À Kyiv, je rencontre un des leaders d’extrême droite des ultras du Dynamo Minsk. Il se fait appeler « l’Immortel ». En première ligne lors des soulèvements de 2020, il s’est engagé dans la défense ukrainienne dès les premiers jours de la guerre. L’Immortel a acquis une certaine notoriété publique grâce au partage de son expérience de la guerre sur les réseaux sociaux. (...)
Les antifascistes, activistes d’extrême droite et indécis se mélangent. Leurs rivalités antérieures sont suspendues. Charly, un anarchiste bélarusse, a voulu les rejoindre. Le jour de son entretien de recrutement, avec son sens habituel de la provocation, il portait fièrement un tee-shirt à l’effigie des antifascistes. Si l’Immortel et ses acolytes, tous acquis aux idées d’extrême droite, ont tiqué dans un premier temps face à une telle insolence, ils ont laissé passer.
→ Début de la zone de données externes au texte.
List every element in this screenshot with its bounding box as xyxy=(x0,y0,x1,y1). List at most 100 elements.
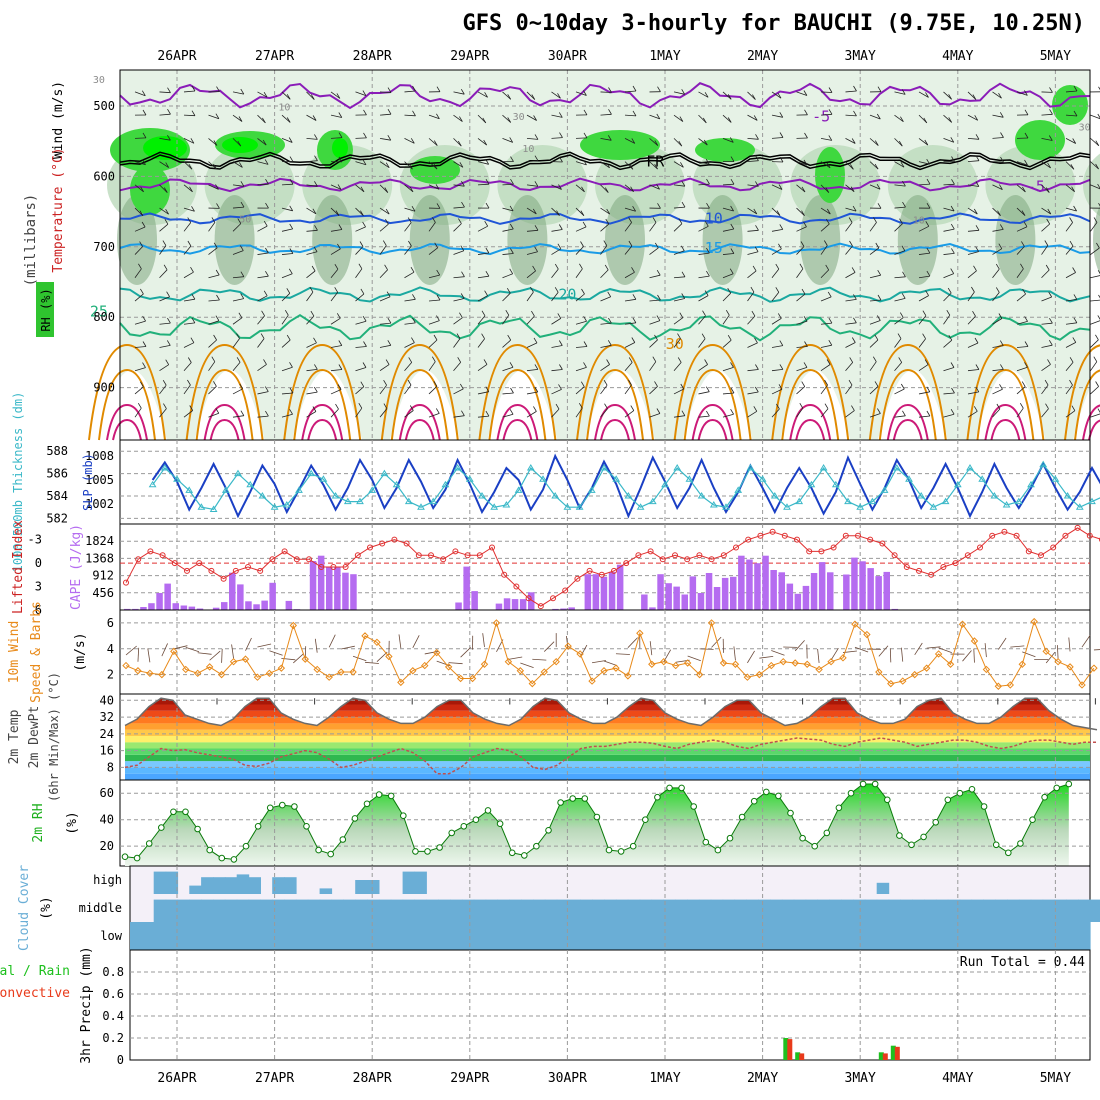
wind-axis-label: Wind (m/s) xyxy=(51,81,66,159)
bottom-date-label: 28APR xyxy=(353,1071,392,1086)
wind-barb-feather xyxy=(142,315,146,322)
cloud-cell-middle xyxy=(1078,899,1091,922)
rh-moist-core xyxy=(409,195,450,285)
wind-barb-feather xyxy=(948,94,952,100)
wind-barb-feather xyxy=(484,92,488,98)
wind-barb xyxy=(232,276,244,279)
wind-barb-feather xyxy=(1098,86,1100,91)
wind-barb xyxy=(649,413,661,418)
wind-barb-feather xyxy=(975,246,979,252)
wind-barb-feather xyxy=(457,140,462,147)
rh-moist-core xyxy=(995,195,1036,285)
wind-barb xyxy=(306,342,317,348)
wind-barb xyxy=(379,161,390,169)
wind-barb xyxy=(330,137,343,139)
wind-barb-feather xyxy=(167,108,171,115)
temp-tick: 16 xyxy=(100,744,114,758)
rh2m-marker xyxy=(750,797,758,805)
wind-barb-feather xyxy=(579,263,583,270)
rh2m-marker xyxy=(412,848,419,855)
wind-barb-feather xyxy=(336,93,341,99)
rh2m-marker xyxy=(847,789,855,797)
wind-barb xyxy=(502,314,510,325)
wind-barb xyxy=(943,413,955,418)
lifted-marker xyxy=(171,560,178,567)
wind-barb xyxy=(232,362,241,371)
wind10m-marker xyxy=(504,657,513,666)
wind-barb-feather xyxy=(507,94,512,100)
wind-barb-feather xyxy=(510,178,514,185)
wind-barb xyxy=(624,322,636,325)
wind10m-marker xyxy=(1018,660,1026,668)
wind-barb xyxy=(379,137,391,141)
lifted-marker xyxy=(391,536,398,543)
cape-bar xyxy=(859,561,866,610)
wind-barb-feather xyxy=(629,164,634,170)
wind-barb-feather xyxy=(384,187,389,193)
wind-barb-feather xyxy=(998,92,1002,99)
wind-barb-feather xyxy=(804,132,808,139)
wind-barb xyxy=(281,366,293,372)
wind10m-barb xyxy=(352,655,367,662)
wind-barb xyxy=(551,345,563,348)
wind-barb-feather xyxy=(187,357,192,363)
lifted-marker xyxy=(135,556,142,563)
wind-barb-feather xyxy=(485,247,490,254)
cloud-cell-middle xyxy=(1066,899,1079,922)
rh2m-marker xyxy=(932,819,940,826)
wind-barb xyxy=(698,252,710,255)
warm-dome-contour xyxy=(683,368,742,441)
thickness-marker xyxy=(953,480,962,488)
wind-barb-feather xyxy=(1097,315,1100,320)
wind-barb xyxy=(404,298,416,302)
wind10m-marker xyxy=(731,660,740,668)
wind-barb-feather xyxy=(191,317,196,324)
cloud-cell-high xyxy=(213,877,226,894)
wind-barb-feather xyxy=(409,405,414,411)
wind-barb-feather xyxy=(165,162,170,168)
wind-barb-feather xyxy=(580,241,584,247)
wind-barb-feather xyxy=(481,310,486,317)
temp-band xyxy=(125,736,1090,743)
lifted-marker xyxy=(842,532,849,539)
wind-barb xyxy=(1016,346,1029,348)
wind-barb-feather xyxy=(801,186,806,193)
wind-barb-feather xyxy=(484,220,489,227)
thickness-marker xyxy=(709,500,718,508)
wind10m-barb xyxy=(376,651,388,662)
wind-barb-feather xyxy=(138,263,142,270)
wind-barb-feather xyxy=(754,246,759,252)
wind-barb xyxy=(845,384,853,395)
wind-barb-feather xyxy=(557,243,562,250)
lifted-marker xyxy=(1013,532,1020,539)
rh2m-marker xyxy=(666,784,673,792)
temp-tick: 32 xyxy=(100,710,114,724)
wind-barb-feather xyxy=(363,132,367,139)
wind-barb xyxy=(526,160,539,163)
wind10m-speed-label: Speed & Barbs xyxy=(29,601,44,703)
cloud-cell-low xyxy=(864,922,878,950)
wind10m-marker xyxy=(612,664,620,672)
wind-barb xyxy=(673,138,683,147)
wind-barb-feather xyxy=(534,155,539,161)
p4-grid xyxy=(120,610,1090,694)
wind-barb xyxy=(600,269,609,279)
lifted-marker xyxy=(1086,532,1093,539)
wind-barb-feather xyxy=(1073,294,1078,300)
wind-barb xyxy=(306,391,318,395)
wind-barb-feather xyxy=(509,223,514,230)
wind-barb xyxy=(992,345,1004,348)
top-date-label: 5MAY xyxy=(1040,49,1071,64)
wind10m-barb xyxy=(269,650,283,656)
wind-barb xyxy=(453,161,464,168)
wind-barb-feather xyxy=(163,403,167,409)
wind-barb-feather xyxy=(510,156,514,162)
wind-barb xyxy=(404,322,416,325)
p2-series xyxy=(148,453,1100,519)
wind-barb-feather xyxy=(631,337,636,343)
rh-green-blob xyxy=(695,138,755,162)
wind-barb xyxy=(600,344,612,348)
wind-barb-feather xyxy=(730,223,735,230)
wind-barb xyxy=(1065,272,1076,279)
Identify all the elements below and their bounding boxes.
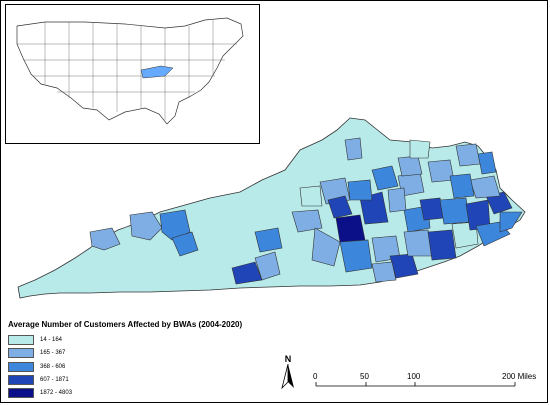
county-patch xyxy=(347,179,373,201)
county-patch xyxy=(299,185,323,207)
north-arrow-icon xyxy=(281,363,294,390)
county-patch xyxy=(371,261,397,283)
county-patch xyxy=(403,229,433,257)
legend: Average Number of Customers Affected by … xyxy=(8,320,308,400)
county-patch xyxy=(455,143,481,167)
legend-swatch xyxy=(8,335,34,345)
kentucky-highlight xyxy=(140,65,174,79)
county-patch xyxy=(409,139,431,159)
legend-item: 607 - 1871 xyxy=(8,374,308,386)
county-patch xyxy=(291,209,323,233)
scale-label-50: 50 xyxy=(360,372,369,381)
legend-swatch xyxy=(8,374,34,385)
county-patch xyxy=(254,251,281,281)
usa-outline xyxy=(16,17,244,125)
legend-label: 165 - 367 xyxy=(40,350,66,357)
county-patch xyxy=(335,214,366,243)
inset-usa-map xyxy=(16,17,244,125)
legend-item: 165 - 367 xyxy=(8,347,308,359)
north-arrow: N xyxy=(280,354,296,394)
county-patch xyxy=(171,231,199,257)
county-patch xyxy=(427,159,455,183)
legend-item: 368 - 606 xyxy=(8,361,308,373)
county-patch xyxy=(387,187,407,213)
north-arrow-letter: N xyxy=(284,354,292,364)
county-patch xyxy=(311,227,341,267)
county-patch xyxy=(469,175,501,199)
county-patch xyxy=(339,239,373,273)
scale-bar-graphic xyxy=(315,382,516,387)
county-patch xyxy=(371,165,399,191)
county-patch xyxy=(344,137,363,161)
county-patch xyxy=(89,227,121,251)
legend-label: 607 - 1871 xyxy=(40,376,69,383)
legend-label: 368 - 606 xyxy=(40,363,66,370)
legend-label: 14 - 164 xyxy=(40,337,63,343)
county-patch xyxy=(327,195,353,219)
scale-label-200: 200 Miles xyxy=(502,372,537,381)
county-patch xyxy=(477,151,497,175)
legend-item: 14 - 164 xyxy=(8,334,308,346)
county-patch xyxy=(129,211,163,241)
scale-label-0: 0 xyxy=(313,372,318,381)
legend-title: Average Number of Customers Affected by … xyxy=(8,320,243,329)
county-patch xyxy=(499,211,523,233)
county-patch xyxy=(439,197,471,225)
county-patch xyxy=(427,229,457,261)
legend-swatch xyxy=(8,361,34,372)
county-patch xyxy=(449,173,475,199)
inset-map-frame xyxy=(5,4,260,144)
county-patch xyxy=(254,227,283,253)
county-patch xyxy=(397,155,423,177)
legend-swatch xyxy=(8,388,34,399)
legend-swatch xyxy=(8,348,34,359)
legend-item: 1872 - 4803 xyxy=(8,387,308,399)
scale-label-100: 100 xyxy=(407,372,421,381)
legend-label: 1872 - 4803 xyxy=(40,390,73,397)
« Tout s’est bien passé, tout le monde s’est bien comporté avec moi. Ils m’ont simplement demandé de ne plus porter des tee-shirts pareils, s’amuse Charly. Ils ont dit que je devais bien comprendre qu’ils étaient des supporters, des ultras du Dynamo Minsk. Moi, je leur ai répondu : “Je suis un antifa, quel est le problème ?” On fait tous le même travail en Ukraine. On ne s’est pas bagarrés. Il n’y a même pas eu de regards chelous. Maintenant, quand on se parle, on se dit “frérot”, c’est te dire que tout va bien. Parfois, on se vanne mais il n’y a jamais d’agression. »
L’extrême droite ne fait pas seulement partie du paysage comme s’il s’agissait d’une force politique parmi d’autres. Elle occupe une place forte. Sa réputation est toute faite. Ses membres ont un solide courage et une organisation rigoureuse. Ils bénéficient d’une tolérance ou d’un soutien moral en raison de leurs engagements visibles dans les combats les plus durs. (...)
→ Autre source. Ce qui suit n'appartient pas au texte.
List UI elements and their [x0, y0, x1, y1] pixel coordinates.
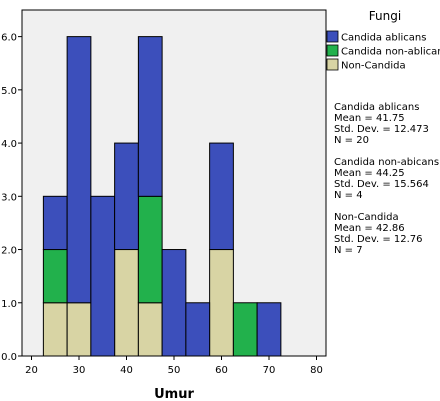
- legend-label: Candida non-ablicans: [341, 47, 440, 58]
- histogram-bar: [232, 302, 258, 357]
- stats-line: N = 4: [334, 190, 363, 201]
- histogram-bar: [114, 142, 139, 251]
- x-tick-label: 20: [25, 365, 38, 376]
- y-tick-label: 6.0: [1, 33, 17, 44]
- histogram-bar: [209, 142, 234, 251]
- y-tick-label: 3.0: [1, 192, 17, 203]
- legend-swatch: [326, 44, 339, 57]
- stats-line: Candida non-abicans: [334, 157, 439, 168]
- x-tick-label: 60: [215, 365, 228, 376]
- stats-line: Std. Dev. = 12.473: [334, 124, 429, 135]
- stats-line: Std. Dev. = 15.564: [334, 179, 429, 190]
- histogram-bar: [256, 302, 282, 357]
- histogram-bar: [185, 302, 211, 357]
- stats-line: N = 20: [334, 135, 369, 146]
- stats-line: Non-Candida: [334, 212, 399, 223]
- x-tick-label: 80: [310, 365, 323, 376]
- histogram-bar: [42, 195, 68, 251]
- histogram-bar: [137, 195, 163, 304]
- x-tick-label: 40: [120, 365, 133, 376]
- x-axis-title: Umur: [154, 387, 194, 401]
- bars-group: [42, 36, 282, 357]
- y-tick-label: 1.0: [1, 299, 17, 310]
- stats-line: Mean = 41.75: [334, 113, 405, 124]
- stats-line: Candida ablicans: [334, 102, 419, 113]
- stats-line: N = 7: [334, 245, 363, 256]
- y-tick-label: 0.0: [1, 352, 17, 363]
- x-tick-label: 50: [168, 365, 181, 376]
- histogram-bar: [42, 249, 68, 304]
- x-tick-label: 70: [263, 365, 276, 376]
- x-tick-label: 30: [73, 365, 86, 376]
- stats-line: Mean = 44.25: [334, 168, 405, 179]
- stats-line: Std. Dev. = 12.76: [334, 234, 423, 245]
- y-tick-label: 4.0: [1, 139, 17, 150]
- histogram-bar: [66, 36, 92, 304]
- legend-title: Fungi: [369, 9, 401, 23]
- histogram-bar: [90, 195, 116, 357]
- legend-swatch: [326, 58, 339, 71]
- stats-line: Mean = 42.86: [334, 223, 405, 234]
- legend-label: Non-Candida: [341, 61, 406, 72]
- histogram-bar: [137, 302, 163, 357]
- axes-group: 0.0 1.0 2.0 3.0 4.0 5.0 6.0 20 30 40 50 60 70 80: [1, 33, 323, 376]
- legend: Fungi Candida ablicans Candida non-ablica…: [326, 9, 440, 72]
- histogram-bar: [66, 302, 92, 357]
- histogram-bar: [209, 249, 234, 357]
- histogram-bar: [161, 249, 187, 357]
- y-tick-label: 2.0: [1, 246, 17, 257]
- histogram-bar: [137, 36, 163, 197]
- histogram-bar: [114, 249, 139, 357]
- legend-label: Candida ablicans: [341, 33, 426, 44]
- histogram-bar: [42, 302, 68, 357]
- legend-swatch: [326, 30, 339, 43]
- y-tick-label: 5.0: [1, 86, 17, 97]
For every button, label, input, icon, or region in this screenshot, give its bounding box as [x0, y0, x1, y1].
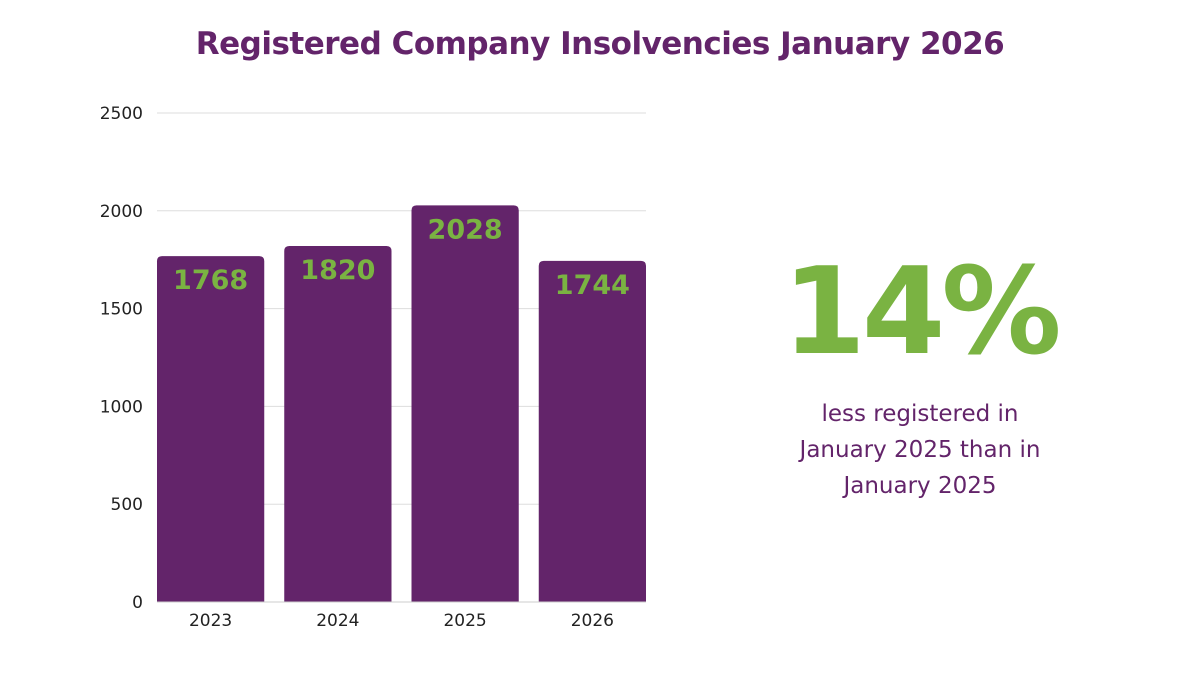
y-tick-label: 1500 — [100, 300, 143, 320]
caption-line: less registered in — [821, 401, 1019, 427]
bar — [157, 256, 265, 602]
percent-callout: 14% — [782, 243, 1061, 382]
caption-line: January 2025 — [843, 473, 997, 499]
bar — [284, 246, 392, 602]
caption-line: January 2025 than in — [799, 437, 1041, 463]
chart-title: Registered Company Insolvencies January … — [195, 26, 1005, 62]
x-tick-label: 2024 — [316, 611, 359, 631]
bar-chart: 0 500 1000 1500 2000 2500 1768 2023 1820 2024 2028… — [100, 104, 646, 631]
data-label: 1744 — [555, 270, 630, 301]
x-tick-label: 2023 — [189, 611, 232, 631]
y-tick-label: 1000 — [100, 397, 143, 417]
y-tick-label: 500 — [111, 495, 143, 515]
data-label: 1768 — [173, 265, 248, 296]
bar — [411, 205, 519, 603]
x-tick-label: 2025 — [443, 611, 486, 631]
y-tick-label: 2500 — [100, 104, 143, 124]
y-tick-label: 2000 — [100, 202, 143, 222]
data-label: 1820 — [300, 255, 375, 286]
x-tick-label: 2026 — [571, 611, 614, 631]
bar — [538, 260, 646, 602]
data-label: 2028 — [428, 214, 503, 245]
callout-caption: less registered in January 2025 than in … — [760, 396, 1080, 504]
y-tick-label: 0 — [132, 593, 143, 613]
Malgré leurs caractères parfois incertains, ces hommes et ces femmes combattent dans des zones particulièrement difficiles. Depuis des mois, les combats sont longs et intenses. Les dronistes occupent une place importante. Les drones kamikazes sont quotidiennement utilisés, au point que l’artillerie devient secondaire. (...)
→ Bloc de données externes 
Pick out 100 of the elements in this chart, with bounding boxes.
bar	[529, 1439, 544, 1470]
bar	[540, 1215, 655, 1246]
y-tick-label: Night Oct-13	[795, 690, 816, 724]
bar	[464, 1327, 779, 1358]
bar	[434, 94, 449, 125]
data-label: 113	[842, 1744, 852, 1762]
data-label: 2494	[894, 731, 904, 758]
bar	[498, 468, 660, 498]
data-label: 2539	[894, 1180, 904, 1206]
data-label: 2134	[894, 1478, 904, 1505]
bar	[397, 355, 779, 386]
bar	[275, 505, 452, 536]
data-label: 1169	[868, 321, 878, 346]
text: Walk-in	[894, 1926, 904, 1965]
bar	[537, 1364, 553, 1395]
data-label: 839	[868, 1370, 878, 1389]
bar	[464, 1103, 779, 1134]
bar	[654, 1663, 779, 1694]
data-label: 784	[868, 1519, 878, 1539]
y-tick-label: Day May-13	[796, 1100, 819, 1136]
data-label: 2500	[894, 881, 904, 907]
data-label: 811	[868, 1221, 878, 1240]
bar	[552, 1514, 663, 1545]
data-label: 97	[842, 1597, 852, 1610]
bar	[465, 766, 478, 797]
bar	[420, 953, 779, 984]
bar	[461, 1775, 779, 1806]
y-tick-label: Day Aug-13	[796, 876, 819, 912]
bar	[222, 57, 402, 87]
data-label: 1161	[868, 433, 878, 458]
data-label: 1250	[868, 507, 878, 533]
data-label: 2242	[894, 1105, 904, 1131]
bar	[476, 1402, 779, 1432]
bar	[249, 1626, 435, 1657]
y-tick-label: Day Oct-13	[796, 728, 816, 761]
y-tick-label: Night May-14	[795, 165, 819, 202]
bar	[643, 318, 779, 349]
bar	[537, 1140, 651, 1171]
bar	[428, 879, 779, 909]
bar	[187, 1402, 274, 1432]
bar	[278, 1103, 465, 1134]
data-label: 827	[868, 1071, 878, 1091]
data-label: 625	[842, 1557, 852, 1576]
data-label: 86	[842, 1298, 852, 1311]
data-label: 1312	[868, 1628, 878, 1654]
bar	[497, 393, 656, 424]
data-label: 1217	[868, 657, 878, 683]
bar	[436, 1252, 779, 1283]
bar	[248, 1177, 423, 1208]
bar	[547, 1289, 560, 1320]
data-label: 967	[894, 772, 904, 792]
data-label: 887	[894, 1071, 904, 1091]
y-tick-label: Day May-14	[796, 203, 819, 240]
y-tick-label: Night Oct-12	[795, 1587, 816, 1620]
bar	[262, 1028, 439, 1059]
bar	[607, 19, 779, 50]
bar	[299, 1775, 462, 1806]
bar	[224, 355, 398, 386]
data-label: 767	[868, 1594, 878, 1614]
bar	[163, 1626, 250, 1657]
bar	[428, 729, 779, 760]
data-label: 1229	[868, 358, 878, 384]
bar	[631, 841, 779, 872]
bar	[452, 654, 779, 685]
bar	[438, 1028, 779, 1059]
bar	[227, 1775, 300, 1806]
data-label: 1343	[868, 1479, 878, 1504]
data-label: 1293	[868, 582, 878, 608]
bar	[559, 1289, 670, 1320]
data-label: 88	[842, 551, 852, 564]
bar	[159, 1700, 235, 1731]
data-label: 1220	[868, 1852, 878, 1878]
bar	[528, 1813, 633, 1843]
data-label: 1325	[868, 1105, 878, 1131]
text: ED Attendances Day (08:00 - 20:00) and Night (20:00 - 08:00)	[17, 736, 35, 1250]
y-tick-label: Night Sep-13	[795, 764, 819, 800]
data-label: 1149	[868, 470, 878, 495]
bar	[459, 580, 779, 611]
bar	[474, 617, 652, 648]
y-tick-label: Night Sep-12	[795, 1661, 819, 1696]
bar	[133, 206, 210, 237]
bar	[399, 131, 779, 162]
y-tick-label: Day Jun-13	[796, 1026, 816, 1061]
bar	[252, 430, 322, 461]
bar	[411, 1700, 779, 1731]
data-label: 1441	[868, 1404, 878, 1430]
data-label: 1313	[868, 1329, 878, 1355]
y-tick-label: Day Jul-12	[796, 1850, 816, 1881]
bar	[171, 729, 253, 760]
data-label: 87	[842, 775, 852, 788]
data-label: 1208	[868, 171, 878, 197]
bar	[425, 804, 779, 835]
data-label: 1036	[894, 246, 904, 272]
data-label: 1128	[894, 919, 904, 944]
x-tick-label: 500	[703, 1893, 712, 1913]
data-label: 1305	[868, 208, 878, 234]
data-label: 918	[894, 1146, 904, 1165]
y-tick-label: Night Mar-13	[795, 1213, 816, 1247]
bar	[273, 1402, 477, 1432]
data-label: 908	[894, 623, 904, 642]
L’utilisation massive des drones modifie les rapports avec l’ennemi. Ce dernier est visible en miniature sur l’écran. C’est une mort à la fois visible et abstraite. C’est plus facile de tuer ainsi. Je ne suis pas certain qu’ils aient besoin de cette « distance morale » pour tuer. Ils n’ont pas beaucoup de peine à le faire.
Andreï, un combattant de 52 ans, explique clairement : « Tu peux demander à n’importe qui, tout le monde te dira la même chose. C’est facile de tuer parce qu’on ne tue pas des humains mais des “orques”, des animaux. Tout le monde te répétera la même chose : c’est une procédure sanitaire. »
Ces paroles violentes de déshumanisation sont un processus classique des guerres qui s’étalent dans le temps. La haine l’emporte sur la lucidité. (...)
Ces combattants sont usés et ravagés par les horreurs dont ils ont été témoins. Paradoxalement, la vie dans la guerre est parfois plus simple. Chacun est libéré de la tâche de bâtir et de supporter les platitudes de la vie quotidienne. L’attente, une constante de la guerre, a ses justifications et ses raisons. Le désœuvrement est excusé. Chacun est aussi précipité dans un pur présent où les décisions ne sont pas le fait de soi. Elles émanent toujours d’un commandement plus ou moins clair et lucide sur la réalité du terrain.
Toutes les unités bélarusses se plaignent de ne recevoir que par petits bouts les armes dont elles ont besoin. Les suspicions de corruption sont nombreuses. C’est une constante de la guerre. Les dépenses sont faramineuses, les résultats incertains, les soupçons omniprésents. (...)
Ces « héros ordinaires » seront traités sans gloire. Pour beaucoup, il leur sera difficile de penser un avenir en dehors de la lutte armée et des passions exaltées. L’après-guerre prépare ses nouveaux bagnes et ravages.